NPZ Innovation GmbH, Holtsee, Germany.
Front Plant Sci. 2023 Jul 21;14:1178902. doi: 10.3389/fpls.2023.1178902. eCollection 2023.
Testcross factorials in newly established hybrid breeding programs are often highly unbalanced, incomplete, and characterized by predominance of special combining ability (SCA) over general combining ability (GCA). This results in a low efficiency of GCA-based selection. Machine learning algorithms might improve prediction of hybrid performance in such testcross factorials, as they have been successfully applied to find complex underlying patterns in sparse data. Our objective was to compare the prediction accuracy of machine learning algorithms to that of GCA-based prediction and genomic best linear unbiased prediction (GBLUP) in six unbalanced incomplete factorials from hybrid breeding programs of rapeseed, wheat, and corn. We investigated a range of machine learning algorithms with three different types of predictor variables: (a) information on parentage of hybrids, (b) in addition hybrid performance of crosses of the parental lines with other crossing partners, and (c) genotypic marker data. In two highly incomplete and unbalanced factorials from rapeseed, in which the SCA variance contributed considerably to the genetic variance, stacked ensembles of gradient boosting machines based on parentage information outperformed GCA prediction. The stacked ensembles increased prediction accuracy from 0.39 to 0.45, and from 0.48 to 0.54 compared to GCA prediction. The prediction accuracy reached by stacked ensembles without marker data reached values comparable to those of GBLUP that requires marker data. We conclude that hybrid prediction with stacked ensembles of gradient boosting machines based on parentage information is a promising approach that is worth further investigations with other data sets in which SCA variance is high.

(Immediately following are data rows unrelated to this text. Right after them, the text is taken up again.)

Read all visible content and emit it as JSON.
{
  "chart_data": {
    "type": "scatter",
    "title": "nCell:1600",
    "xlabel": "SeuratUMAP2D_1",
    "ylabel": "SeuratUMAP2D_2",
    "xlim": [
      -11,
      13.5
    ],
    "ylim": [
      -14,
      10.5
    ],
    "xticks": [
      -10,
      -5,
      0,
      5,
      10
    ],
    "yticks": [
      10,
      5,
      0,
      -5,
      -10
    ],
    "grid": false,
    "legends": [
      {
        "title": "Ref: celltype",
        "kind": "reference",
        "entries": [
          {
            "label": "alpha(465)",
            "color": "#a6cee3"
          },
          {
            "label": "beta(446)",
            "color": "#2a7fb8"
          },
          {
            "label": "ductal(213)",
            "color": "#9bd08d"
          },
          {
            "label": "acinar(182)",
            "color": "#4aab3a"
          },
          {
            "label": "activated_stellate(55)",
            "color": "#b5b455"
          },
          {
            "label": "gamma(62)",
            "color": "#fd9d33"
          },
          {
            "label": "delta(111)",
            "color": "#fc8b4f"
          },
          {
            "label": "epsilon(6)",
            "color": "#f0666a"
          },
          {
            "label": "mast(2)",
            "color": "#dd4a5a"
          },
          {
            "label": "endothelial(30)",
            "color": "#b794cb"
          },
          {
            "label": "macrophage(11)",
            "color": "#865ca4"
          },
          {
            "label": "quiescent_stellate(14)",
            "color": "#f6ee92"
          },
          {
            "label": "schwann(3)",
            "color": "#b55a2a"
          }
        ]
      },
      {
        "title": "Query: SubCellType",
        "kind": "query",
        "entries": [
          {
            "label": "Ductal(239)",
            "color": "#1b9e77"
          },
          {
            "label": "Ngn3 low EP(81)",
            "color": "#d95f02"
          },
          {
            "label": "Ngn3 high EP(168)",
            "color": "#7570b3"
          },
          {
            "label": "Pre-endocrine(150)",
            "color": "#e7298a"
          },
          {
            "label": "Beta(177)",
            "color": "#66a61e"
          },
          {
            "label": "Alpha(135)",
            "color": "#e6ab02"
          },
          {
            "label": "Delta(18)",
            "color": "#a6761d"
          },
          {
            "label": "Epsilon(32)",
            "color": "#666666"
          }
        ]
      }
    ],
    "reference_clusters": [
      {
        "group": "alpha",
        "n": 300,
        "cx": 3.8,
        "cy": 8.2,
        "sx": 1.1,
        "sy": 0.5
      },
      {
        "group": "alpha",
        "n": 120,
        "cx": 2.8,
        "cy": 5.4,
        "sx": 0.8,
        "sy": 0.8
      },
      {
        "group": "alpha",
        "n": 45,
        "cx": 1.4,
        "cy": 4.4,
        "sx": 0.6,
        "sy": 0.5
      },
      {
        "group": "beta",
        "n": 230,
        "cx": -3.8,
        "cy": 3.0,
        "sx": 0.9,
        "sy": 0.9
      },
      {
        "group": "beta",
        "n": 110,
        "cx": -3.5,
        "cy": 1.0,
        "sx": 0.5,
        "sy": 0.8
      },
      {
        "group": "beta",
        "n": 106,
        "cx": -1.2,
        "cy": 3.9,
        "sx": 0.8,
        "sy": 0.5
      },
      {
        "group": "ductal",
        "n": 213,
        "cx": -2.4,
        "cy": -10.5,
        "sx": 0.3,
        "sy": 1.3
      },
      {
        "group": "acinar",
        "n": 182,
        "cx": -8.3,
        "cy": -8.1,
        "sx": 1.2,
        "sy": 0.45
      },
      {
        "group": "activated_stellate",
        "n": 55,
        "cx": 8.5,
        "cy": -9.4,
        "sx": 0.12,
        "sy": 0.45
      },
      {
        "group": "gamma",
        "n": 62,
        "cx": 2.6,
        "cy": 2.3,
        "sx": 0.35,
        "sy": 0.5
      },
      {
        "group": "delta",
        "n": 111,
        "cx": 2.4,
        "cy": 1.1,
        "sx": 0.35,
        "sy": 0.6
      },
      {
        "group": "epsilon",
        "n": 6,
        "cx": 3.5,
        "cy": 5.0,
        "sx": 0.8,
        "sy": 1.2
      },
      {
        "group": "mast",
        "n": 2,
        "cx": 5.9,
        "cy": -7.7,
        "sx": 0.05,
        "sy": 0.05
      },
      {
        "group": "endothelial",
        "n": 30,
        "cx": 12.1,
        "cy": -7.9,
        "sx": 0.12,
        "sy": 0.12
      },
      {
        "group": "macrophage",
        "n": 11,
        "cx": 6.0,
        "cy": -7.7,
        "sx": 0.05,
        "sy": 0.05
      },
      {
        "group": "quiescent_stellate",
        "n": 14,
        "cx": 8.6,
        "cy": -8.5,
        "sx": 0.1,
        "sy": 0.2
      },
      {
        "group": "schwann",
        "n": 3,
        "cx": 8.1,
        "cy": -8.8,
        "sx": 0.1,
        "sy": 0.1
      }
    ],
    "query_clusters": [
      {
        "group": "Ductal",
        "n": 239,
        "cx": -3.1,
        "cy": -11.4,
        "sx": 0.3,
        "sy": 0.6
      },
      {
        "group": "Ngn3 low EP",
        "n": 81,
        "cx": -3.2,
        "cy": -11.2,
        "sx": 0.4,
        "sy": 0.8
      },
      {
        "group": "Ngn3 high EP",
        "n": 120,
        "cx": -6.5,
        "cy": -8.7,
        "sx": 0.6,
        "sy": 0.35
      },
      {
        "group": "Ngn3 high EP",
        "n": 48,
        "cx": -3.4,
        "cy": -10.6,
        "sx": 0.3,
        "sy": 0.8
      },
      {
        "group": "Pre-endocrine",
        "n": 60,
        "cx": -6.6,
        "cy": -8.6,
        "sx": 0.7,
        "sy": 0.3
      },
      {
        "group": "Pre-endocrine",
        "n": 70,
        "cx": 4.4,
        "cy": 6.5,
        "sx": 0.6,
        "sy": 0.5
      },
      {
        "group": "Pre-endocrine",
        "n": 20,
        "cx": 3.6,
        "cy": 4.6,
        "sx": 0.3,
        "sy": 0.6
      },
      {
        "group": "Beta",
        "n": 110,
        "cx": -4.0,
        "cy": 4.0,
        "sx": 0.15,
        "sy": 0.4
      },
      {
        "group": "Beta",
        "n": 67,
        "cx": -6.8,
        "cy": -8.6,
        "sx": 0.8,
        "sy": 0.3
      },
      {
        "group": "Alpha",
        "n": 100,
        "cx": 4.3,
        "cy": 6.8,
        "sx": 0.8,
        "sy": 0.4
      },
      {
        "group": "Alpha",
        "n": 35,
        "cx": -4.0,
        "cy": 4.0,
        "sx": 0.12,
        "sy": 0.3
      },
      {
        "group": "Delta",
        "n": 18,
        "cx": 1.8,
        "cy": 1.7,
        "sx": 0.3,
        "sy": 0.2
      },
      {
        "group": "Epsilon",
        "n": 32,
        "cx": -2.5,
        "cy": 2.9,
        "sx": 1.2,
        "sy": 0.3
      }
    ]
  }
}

在新建立的杂交育种计划中,测交析因试验往往高度不平衡、不完整,且具有特殊配合力(SCA)高于一般配合力(GCA)的特点。这导致基于GCA的选择效率低下。机器学习算法可能会提高此类测交析因试验中杂种性能的预测,因为它们已成功应用于在稀疏数据中发现复杂的潜在模式。我们的目标是比较机器学习算法与基于GCA的预测以及基因组最佳线性无偏预测(GBLUP)在油菜、小麦和玉米杂交育种计划的六个不平衡不完全析因试验中的预测准确性。我们研究了一系列机器学习算法,使用三种不同类型的预测变量:(a)杂种亲本信息,(b)此外还有亲本系与其他杂交亲本杂交的杂种性能,以及(c)基因型标记数据。在油菜的两个高度不完全且不平衡的析因试验中,SCA方差对遗传方差有很大贡献,基于亲本信息的梯度提升机堆叠集成模型的表现优于GCA预测。与GCA预测相比,堆叠集成模型将预测准确性从0.39提高到0.45,从0.48提高到0.54。没有标记数据的堆叠集成模型达到的预测准确性与需要标记数据的GBLUP相当。我们得出结论,基于亲本信息的梯度提升机堆叠集成模型进行杂种预测是一种很有前景的方法,值得在其他SCA方差较高的数据集中进一步研究。